Assim que entramos, minha mãe exagerada como sempre, me abraçou me apertando o máximo que conseguia ignorando os apelos brincalhões de meu pai que pedia para ela não me sufocar.

Quando ela me soltou eu pude ver seus olhos brilhando de alegria. Papai me olhava de cima a baixo reparando bem em meu hábito e de longe se via como ele estava orgulhoso. Acredito que ele é quem está mais feliz com a minha condição de noviça.

Edward estava sendo recebido com carinho pelos pais e Alice recebia Rosalie com um entusiasmo típico dela. Emmett tinha um sorriso tão grande no rosto que parecia que a qualquer momento ele se partiria em dois.

Passada a euforia do reencontro, todos nós nos acomodamos na sala de estar para conversarmos.

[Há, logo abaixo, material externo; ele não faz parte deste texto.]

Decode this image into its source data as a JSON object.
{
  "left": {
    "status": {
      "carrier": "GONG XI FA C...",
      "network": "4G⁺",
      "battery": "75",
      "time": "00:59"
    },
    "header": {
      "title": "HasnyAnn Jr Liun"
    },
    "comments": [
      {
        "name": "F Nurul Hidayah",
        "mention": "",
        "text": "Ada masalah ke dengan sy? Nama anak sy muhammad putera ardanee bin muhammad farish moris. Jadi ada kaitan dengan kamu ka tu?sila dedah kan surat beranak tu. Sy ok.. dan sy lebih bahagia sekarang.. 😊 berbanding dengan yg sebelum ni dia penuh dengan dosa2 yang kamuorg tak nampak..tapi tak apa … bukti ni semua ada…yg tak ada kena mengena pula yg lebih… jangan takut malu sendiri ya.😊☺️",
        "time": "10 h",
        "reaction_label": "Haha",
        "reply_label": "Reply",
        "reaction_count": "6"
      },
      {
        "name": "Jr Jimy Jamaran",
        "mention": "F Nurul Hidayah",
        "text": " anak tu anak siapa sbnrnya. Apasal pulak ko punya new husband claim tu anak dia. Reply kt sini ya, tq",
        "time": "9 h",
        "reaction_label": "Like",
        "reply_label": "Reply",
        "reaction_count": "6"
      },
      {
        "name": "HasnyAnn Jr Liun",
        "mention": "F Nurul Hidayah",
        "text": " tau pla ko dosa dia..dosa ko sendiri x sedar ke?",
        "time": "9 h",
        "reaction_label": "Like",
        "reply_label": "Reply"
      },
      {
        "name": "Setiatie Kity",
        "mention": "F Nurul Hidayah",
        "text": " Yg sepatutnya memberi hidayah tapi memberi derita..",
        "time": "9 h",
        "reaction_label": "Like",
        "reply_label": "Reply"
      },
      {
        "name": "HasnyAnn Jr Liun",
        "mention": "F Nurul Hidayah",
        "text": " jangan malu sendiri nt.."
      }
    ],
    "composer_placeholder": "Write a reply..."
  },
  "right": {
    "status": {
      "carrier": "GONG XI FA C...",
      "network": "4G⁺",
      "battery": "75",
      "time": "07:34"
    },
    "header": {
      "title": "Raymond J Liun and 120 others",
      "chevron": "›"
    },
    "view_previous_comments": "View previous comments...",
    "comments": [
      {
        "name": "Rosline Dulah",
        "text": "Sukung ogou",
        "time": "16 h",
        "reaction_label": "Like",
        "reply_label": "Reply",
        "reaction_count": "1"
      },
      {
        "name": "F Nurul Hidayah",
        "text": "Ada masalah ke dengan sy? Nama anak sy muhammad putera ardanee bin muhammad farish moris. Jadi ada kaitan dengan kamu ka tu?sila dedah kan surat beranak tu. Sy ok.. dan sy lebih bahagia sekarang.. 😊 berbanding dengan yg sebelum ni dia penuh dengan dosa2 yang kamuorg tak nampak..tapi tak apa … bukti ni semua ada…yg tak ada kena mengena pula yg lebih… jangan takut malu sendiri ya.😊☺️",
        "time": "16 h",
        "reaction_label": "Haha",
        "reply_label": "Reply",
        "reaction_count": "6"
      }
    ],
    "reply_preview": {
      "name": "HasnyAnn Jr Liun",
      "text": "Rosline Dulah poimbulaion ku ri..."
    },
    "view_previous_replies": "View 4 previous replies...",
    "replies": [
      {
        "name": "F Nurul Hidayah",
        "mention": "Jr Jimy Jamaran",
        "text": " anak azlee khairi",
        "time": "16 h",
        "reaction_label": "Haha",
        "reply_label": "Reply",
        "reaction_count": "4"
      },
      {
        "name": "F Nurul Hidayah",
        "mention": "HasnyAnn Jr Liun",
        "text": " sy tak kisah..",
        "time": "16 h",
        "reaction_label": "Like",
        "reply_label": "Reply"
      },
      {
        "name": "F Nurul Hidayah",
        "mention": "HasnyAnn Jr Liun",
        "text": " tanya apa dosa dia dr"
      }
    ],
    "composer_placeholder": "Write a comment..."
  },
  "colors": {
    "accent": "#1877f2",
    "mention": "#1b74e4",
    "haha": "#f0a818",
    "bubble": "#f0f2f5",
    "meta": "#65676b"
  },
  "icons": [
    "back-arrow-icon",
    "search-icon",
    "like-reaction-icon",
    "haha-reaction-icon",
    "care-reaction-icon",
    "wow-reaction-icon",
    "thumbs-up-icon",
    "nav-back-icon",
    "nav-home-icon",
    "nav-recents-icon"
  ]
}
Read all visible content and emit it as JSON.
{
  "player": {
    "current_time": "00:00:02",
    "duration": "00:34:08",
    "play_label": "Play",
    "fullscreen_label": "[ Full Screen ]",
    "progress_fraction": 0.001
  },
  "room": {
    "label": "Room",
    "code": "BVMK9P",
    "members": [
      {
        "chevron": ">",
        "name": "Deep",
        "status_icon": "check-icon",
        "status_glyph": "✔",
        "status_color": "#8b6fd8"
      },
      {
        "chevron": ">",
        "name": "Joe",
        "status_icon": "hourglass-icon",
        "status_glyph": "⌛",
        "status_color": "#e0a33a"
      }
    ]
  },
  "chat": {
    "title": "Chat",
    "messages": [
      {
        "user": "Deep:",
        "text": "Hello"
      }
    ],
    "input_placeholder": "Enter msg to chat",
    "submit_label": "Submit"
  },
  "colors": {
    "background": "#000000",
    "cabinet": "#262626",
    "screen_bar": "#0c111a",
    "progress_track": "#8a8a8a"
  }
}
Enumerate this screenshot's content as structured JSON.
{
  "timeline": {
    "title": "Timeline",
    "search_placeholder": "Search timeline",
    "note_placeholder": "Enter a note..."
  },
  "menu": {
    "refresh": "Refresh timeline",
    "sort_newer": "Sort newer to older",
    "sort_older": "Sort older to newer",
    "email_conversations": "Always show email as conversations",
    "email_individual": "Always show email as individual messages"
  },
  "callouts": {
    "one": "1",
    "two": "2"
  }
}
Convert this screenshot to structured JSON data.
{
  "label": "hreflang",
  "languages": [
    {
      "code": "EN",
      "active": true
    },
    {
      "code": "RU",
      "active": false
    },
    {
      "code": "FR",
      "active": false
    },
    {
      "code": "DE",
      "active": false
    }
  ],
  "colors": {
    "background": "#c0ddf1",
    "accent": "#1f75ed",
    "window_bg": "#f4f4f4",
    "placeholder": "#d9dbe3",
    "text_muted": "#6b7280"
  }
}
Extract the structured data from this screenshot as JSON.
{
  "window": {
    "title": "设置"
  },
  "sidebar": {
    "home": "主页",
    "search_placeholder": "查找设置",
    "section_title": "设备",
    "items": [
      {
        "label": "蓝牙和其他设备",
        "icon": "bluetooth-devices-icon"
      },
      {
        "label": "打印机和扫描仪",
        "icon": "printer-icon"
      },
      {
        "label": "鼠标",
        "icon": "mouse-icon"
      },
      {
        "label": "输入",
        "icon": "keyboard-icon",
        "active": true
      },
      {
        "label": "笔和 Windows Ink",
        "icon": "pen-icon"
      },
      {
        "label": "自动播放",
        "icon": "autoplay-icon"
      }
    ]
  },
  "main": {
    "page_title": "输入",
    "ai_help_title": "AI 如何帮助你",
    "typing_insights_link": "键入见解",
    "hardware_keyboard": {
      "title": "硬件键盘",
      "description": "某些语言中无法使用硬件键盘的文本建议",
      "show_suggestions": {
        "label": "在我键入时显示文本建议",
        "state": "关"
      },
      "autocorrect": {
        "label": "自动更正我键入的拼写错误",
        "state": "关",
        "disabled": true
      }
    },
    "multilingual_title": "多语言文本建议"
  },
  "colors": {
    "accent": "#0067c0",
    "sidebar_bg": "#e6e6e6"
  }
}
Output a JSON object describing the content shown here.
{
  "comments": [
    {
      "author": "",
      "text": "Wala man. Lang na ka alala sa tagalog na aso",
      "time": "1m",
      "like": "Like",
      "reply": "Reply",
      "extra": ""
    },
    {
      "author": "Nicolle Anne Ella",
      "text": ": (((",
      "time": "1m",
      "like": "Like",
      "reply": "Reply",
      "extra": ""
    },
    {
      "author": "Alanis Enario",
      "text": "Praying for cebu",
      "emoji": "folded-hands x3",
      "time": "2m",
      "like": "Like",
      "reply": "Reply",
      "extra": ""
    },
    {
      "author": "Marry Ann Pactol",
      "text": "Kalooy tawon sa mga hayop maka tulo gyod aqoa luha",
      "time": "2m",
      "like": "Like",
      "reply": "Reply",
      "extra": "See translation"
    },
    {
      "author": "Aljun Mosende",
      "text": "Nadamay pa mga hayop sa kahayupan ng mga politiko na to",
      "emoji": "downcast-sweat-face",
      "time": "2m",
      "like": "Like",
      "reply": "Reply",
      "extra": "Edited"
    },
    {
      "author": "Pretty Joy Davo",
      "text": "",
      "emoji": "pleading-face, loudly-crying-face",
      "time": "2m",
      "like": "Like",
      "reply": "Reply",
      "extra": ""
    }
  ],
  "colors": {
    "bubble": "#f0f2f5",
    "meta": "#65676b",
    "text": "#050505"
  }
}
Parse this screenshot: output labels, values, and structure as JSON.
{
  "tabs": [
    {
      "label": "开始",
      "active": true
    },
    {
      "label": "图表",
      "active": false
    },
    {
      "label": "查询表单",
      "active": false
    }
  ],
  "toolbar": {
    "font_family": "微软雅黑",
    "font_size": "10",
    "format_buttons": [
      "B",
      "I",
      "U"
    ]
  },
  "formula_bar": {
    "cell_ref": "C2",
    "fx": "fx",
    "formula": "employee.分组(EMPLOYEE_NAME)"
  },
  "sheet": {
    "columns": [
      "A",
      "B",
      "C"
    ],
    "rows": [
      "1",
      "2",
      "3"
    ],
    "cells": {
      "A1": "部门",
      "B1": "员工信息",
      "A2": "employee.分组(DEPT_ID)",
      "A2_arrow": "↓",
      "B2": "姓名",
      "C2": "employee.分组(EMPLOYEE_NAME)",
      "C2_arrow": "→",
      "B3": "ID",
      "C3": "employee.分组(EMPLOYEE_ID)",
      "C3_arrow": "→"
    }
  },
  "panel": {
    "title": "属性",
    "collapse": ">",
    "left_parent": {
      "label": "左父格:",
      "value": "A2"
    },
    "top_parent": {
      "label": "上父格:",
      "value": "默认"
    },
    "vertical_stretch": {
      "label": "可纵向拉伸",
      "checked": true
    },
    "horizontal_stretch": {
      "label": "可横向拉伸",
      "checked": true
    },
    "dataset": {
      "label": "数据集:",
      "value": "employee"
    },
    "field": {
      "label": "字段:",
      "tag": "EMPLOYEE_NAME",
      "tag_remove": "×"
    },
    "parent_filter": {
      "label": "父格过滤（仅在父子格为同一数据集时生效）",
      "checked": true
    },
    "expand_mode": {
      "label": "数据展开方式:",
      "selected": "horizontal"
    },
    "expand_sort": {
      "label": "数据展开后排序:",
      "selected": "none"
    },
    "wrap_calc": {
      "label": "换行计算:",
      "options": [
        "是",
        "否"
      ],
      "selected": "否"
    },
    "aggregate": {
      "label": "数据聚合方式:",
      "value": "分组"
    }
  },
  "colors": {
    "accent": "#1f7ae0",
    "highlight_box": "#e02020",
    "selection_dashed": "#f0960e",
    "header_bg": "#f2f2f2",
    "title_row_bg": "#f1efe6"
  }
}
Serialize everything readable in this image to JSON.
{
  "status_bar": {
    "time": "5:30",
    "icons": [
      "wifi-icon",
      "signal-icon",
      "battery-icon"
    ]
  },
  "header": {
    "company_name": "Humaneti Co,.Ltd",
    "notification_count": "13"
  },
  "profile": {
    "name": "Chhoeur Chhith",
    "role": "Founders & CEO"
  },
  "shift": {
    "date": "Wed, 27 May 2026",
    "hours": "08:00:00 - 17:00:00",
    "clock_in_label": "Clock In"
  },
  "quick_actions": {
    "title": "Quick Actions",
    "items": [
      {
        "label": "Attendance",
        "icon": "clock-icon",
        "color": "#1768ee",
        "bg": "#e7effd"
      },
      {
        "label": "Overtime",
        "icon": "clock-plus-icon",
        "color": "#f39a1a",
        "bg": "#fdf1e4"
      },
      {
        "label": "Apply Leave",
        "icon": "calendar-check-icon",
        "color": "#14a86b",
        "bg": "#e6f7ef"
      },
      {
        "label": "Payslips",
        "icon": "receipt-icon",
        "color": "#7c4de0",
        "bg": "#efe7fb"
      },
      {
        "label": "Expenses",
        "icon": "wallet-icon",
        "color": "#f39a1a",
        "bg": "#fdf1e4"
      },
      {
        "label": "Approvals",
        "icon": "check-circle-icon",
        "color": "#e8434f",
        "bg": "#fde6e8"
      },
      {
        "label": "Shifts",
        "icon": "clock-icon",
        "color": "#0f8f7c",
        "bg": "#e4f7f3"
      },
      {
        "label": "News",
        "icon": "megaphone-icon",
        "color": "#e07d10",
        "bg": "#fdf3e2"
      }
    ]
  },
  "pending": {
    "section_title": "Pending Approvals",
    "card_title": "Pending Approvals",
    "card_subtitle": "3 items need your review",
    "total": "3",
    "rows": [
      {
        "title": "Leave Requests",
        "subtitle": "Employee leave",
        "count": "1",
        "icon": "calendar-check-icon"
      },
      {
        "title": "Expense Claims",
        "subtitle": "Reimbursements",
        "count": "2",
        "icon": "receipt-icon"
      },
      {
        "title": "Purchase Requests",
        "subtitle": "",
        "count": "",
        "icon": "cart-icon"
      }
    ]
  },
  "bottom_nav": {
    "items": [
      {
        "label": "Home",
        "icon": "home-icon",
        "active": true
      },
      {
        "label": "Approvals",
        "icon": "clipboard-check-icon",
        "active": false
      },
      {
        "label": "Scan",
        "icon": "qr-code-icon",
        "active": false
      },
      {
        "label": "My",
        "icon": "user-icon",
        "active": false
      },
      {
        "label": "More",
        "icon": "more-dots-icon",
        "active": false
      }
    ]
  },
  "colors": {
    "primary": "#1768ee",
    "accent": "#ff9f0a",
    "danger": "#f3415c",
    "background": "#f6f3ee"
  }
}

-Ai Irmã Rosalie eu estou tão feliz que tenha vindo. Finalmente eu vou ter uma amiga para conversar, eu sempre quis uma.

-Do que você está falando Alice? Você tem um milhão de amigas – Emmett riu.

-Eu estou dizendo na família. Se o Jaz não tivesse trocado você por mim eu ainda seria jogada para escanteio, como sempre fui. Sem nem uma amiga, sem ninguém com quem conversar.

-E eu Alice? – reclamei – não sou boa o bastante para você? – ela revirou os olhos.

-A quem você quer enganar Bella? Você nunca foi minha amiga, você só fica com o Edward e ignora o mundo ao seu redor – Edward riu e eu fiz cara feia para ela.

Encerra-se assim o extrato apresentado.